The da Vinci system, which is currently the only robotic system approved by the U.S. Food and Drug Administration (FDA) for performing lung surgery, improves on thoracoscopic surgery with 3D, high-magnification imaging and robotic arms that mimic wrist movement, filter tremors, and allow for precise tissue dissection and vessel control. As of 2025, there are other FDA-approved robotic systems also in use.

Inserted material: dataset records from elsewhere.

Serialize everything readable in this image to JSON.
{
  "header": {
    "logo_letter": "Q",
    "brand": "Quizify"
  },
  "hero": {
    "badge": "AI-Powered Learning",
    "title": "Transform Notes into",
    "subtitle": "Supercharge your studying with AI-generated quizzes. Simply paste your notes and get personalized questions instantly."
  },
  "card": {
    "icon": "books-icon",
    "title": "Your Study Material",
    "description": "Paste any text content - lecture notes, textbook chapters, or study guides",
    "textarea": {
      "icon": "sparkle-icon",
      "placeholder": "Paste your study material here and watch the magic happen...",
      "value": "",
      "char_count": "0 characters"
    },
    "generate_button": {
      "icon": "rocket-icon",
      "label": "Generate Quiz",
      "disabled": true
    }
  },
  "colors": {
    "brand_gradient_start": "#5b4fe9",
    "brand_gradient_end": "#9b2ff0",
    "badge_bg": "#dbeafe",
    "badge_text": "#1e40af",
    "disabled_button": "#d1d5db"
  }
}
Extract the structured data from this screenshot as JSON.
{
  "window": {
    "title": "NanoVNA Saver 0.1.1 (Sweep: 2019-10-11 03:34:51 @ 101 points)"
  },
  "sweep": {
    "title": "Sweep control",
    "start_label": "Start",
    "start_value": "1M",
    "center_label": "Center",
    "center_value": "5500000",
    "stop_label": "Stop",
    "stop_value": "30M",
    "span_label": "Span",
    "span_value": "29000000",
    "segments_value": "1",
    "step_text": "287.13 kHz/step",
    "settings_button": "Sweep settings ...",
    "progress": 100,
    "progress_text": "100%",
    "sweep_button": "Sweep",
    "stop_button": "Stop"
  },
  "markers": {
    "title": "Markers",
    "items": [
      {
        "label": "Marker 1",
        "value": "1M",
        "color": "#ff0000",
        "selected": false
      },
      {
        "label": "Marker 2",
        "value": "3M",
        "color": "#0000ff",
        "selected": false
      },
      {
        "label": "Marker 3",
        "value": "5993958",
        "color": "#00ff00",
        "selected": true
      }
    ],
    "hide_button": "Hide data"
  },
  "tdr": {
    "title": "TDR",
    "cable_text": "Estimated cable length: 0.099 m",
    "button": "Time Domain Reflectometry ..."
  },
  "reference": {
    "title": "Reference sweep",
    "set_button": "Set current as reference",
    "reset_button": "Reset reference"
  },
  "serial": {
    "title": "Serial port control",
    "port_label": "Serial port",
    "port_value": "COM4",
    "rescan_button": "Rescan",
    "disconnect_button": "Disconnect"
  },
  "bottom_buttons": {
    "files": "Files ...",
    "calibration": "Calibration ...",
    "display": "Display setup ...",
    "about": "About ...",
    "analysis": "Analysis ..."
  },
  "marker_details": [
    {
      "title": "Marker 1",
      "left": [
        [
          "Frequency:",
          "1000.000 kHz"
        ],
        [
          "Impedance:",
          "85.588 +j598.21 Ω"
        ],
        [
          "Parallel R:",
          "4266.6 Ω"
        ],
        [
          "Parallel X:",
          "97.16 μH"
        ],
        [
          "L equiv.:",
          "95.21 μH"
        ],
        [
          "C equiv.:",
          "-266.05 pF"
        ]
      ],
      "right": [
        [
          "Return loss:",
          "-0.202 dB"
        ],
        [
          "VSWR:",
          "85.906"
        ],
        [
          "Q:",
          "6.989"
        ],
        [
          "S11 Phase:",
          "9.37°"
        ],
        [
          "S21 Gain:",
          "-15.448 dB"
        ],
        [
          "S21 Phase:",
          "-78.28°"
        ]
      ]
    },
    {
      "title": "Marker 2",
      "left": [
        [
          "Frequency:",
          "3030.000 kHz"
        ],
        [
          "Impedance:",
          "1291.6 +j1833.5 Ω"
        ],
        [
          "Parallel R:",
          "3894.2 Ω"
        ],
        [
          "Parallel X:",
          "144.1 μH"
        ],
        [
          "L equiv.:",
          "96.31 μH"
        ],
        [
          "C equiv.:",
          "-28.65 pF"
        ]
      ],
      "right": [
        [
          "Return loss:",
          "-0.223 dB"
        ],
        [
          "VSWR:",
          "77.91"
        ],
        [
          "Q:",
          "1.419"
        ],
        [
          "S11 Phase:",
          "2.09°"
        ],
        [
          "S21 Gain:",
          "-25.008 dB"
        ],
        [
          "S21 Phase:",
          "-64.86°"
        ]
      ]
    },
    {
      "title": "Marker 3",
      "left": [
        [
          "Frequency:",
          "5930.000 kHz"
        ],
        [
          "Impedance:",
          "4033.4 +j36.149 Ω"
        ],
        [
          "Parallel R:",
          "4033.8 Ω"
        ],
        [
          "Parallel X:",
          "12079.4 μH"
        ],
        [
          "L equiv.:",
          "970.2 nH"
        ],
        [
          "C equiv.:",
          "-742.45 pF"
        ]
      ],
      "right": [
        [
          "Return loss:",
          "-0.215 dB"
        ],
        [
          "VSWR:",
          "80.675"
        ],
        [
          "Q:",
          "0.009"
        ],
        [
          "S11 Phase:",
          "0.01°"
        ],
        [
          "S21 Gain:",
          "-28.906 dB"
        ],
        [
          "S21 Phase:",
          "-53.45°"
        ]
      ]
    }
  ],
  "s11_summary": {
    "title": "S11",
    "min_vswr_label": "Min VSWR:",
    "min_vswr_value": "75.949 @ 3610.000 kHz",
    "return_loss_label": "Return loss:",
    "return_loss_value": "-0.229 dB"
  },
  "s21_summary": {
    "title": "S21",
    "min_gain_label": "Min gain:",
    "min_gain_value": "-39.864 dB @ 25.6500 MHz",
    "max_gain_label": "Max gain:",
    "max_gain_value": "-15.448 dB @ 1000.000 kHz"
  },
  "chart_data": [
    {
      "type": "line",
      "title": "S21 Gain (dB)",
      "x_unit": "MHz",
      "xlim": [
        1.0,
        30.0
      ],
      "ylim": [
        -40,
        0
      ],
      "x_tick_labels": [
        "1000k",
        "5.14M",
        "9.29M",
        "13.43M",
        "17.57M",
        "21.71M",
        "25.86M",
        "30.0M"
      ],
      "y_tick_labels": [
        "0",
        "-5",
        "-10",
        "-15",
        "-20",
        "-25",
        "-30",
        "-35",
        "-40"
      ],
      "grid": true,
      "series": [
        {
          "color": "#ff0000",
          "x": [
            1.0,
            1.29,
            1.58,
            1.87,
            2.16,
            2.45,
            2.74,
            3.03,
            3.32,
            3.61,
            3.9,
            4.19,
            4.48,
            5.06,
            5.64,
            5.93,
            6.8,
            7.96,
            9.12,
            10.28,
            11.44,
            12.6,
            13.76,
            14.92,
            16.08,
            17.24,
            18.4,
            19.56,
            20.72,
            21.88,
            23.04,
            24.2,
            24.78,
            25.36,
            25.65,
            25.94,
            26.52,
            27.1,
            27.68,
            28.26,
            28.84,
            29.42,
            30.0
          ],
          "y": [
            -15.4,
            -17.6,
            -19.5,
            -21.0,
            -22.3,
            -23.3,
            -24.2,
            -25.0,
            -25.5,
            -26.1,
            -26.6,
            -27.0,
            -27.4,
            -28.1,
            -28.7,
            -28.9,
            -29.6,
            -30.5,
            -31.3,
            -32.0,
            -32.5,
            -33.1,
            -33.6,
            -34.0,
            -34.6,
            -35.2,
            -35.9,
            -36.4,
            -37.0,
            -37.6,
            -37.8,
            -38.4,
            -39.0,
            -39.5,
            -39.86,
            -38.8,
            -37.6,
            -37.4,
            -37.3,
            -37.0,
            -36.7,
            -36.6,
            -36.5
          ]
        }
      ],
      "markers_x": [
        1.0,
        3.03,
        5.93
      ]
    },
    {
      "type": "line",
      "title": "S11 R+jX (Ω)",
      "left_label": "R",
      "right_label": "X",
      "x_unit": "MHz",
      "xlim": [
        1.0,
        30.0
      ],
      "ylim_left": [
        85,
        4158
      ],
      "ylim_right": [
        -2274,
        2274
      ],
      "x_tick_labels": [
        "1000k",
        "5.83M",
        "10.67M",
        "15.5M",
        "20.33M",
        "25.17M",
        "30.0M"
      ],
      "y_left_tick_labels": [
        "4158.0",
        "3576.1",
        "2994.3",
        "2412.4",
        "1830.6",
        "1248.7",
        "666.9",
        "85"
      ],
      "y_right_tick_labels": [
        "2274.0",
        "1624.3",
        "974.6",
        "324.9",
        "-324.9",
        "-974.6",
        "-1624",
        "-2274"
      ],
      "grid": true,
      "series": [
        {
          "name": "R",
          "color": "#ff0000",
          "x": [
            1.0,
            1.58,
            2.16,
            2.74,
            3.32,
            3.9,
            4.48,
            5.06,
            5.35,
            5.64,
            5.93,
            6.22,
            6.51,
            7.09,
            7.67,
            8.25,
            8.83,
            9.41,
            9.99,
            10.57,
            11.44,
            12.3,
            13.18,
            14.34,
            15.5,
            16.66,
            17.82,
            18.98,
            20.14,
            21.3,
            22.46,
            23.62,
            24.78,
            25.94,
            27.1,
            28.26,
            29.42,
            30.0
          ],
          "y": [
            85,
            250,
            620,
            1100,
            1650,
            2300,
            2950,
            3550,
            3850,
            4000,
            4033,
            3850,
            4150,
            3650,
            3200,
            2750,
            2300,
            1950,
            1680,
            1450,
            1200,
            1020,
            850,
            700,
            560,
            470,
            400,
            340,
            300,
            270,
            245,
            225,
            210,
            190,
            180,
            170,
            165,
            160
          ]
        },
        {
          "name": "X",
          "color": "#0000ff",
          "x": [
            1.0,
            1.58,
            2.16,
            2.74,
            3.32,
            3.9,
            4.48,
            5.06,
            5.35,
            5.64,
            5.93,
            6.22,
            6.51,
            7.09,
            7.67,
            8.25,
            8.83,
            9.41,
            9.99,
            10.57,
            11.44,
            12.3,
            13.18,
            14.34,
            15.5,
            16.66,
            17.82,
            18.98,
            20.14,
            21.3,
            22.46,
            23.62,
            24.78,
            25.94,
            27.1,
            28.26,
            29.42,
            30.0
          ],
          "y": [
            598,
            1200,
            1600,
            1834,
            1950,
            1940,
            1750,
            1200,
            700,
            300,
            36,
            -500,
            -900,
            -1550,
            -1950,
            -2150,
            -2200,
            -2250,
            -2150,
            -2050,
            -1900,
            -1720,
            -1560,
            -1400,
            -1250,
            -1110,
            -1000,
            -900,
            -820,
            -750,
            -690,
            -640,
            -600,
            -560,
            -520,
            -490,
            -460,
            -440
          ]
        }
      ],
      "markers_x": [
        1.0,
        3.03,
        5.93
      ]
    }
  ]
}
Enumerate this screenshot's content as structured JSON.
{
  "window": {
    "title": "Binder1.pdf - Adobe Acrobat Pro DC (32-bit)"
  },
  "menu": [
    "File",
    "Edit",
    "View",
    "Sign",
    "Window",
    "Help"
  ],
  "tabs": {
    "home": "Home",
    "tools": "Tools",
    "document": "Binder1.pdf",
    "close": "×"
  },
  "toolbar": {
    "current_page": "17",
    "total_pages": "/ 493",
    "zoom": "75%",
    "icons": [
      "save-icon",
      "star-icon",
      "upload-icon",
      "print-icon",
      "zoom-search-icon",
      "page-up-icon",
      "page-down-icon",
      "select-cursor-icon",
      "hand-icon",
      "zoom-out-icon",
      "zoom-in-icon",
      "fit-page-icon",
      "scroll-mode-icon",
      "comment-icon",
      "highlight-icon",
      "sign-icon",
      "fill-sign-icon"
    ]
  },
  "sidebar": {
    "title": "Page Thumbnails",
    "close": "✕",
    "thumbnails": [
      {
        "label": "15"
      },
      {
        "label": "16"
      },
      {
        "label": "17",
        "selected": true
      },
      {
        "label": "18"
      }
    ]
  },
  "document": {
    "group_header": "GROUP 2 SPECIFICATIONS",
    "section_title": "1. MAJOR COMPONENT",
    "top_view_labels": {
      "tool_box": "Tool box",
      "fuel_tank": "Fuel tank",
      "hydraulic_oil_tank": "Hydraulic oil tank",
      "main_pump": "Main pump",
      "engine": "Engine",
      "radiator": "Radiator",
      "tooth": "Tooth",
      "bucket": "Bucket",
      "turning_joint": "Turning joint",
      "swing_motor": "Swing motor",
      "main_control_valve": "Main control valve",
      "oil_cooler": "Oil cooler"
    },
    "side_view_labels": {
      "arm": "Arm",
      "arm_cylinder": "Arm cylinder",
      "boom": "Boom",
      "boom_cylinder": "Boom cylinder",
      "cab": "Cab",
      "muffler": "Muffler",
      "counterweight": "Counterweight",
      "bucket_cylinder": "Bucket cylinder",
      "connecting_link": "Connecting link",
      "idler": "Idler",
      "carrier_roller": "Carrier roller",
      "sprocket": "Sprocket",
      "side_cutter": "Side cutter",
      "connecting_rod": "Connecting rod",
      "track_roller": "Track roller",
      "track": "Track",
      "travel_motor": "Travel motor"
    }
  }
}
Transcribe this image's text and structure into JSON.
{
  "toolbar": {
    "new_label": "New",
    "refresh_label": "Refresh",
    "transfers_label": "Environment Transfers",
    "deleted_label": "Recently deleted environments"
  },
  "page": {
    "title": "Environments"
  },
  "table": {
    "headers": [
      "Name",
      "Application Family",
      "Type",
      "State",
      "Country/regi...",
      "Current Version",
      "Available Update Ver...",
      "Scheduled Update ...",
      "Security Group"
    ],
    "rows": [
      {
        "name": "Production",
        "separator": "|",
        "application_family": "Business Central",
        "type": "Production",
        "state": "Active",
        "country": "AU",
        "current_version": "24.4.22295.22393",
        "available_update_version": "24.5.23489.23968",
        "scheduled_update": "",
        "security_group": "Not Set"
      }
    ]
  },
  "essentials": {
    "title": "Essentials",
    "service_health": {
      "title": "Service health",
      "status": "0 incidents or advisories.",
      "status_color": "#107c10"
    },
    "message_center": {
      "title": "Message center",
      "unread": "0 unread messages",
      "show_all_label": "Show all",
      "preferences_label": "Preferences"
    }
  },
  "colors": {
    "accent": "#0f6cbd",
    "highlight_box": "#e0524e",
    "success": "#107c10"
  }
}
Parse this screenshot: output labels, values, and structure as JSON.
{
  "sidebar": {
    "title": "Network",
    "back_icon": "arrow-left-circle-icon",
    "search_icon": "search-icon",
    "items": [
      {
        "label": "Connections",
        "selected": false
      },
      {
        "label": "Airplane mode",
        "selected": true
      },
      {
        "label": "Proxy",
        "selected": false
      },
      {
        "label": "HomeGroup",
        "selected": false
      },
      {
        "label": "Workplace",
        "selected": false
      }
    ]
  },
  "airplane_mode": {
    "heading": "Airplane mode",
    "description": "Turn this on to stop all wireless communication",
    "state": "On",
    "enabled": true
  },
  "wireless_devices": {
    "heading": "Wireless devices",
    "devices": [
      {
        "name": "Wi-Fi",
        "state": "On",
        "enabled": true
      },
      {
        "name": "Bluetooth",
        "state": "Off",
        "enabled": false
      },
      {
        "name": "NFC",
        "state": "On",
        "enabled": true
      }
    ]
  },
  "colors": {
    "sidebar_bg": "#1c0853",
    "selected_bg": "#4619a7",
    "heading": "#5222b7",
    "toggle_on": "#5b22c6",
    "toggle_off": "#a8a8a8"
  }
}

Surgical resection is recommended for Stage I and II lung cancer, and selected Stage III cases, with lobectomy and lymph node evaluation as the standard approach. Preoperative assessments include imaging (CT, PET, EBUS or mediastinoscopy) and pulmonary function tests to ensure the patient can safely undergo surgery.[12] Robotic lobectomy is complex and not recommended for beginner robotic surgeons. It's advised to start with simpler Level I procedures (e.g., wedge resections, lymph node biopsies) before moving on to intermediate Level II cases and finally advanced Level III operations like lobectomies and esophagectomies. Early robotic lung resections should be carefully selected to ensure safety and support learning. Ideal early cases involve small (<5 cm), peripheral tumors with no lymph node calcification, complete fissures, normal bronchoscopy, and no prior chest surgery or radiation. As experience grows, more complex procedures can be added, with prior VATS experience being helpful but not required.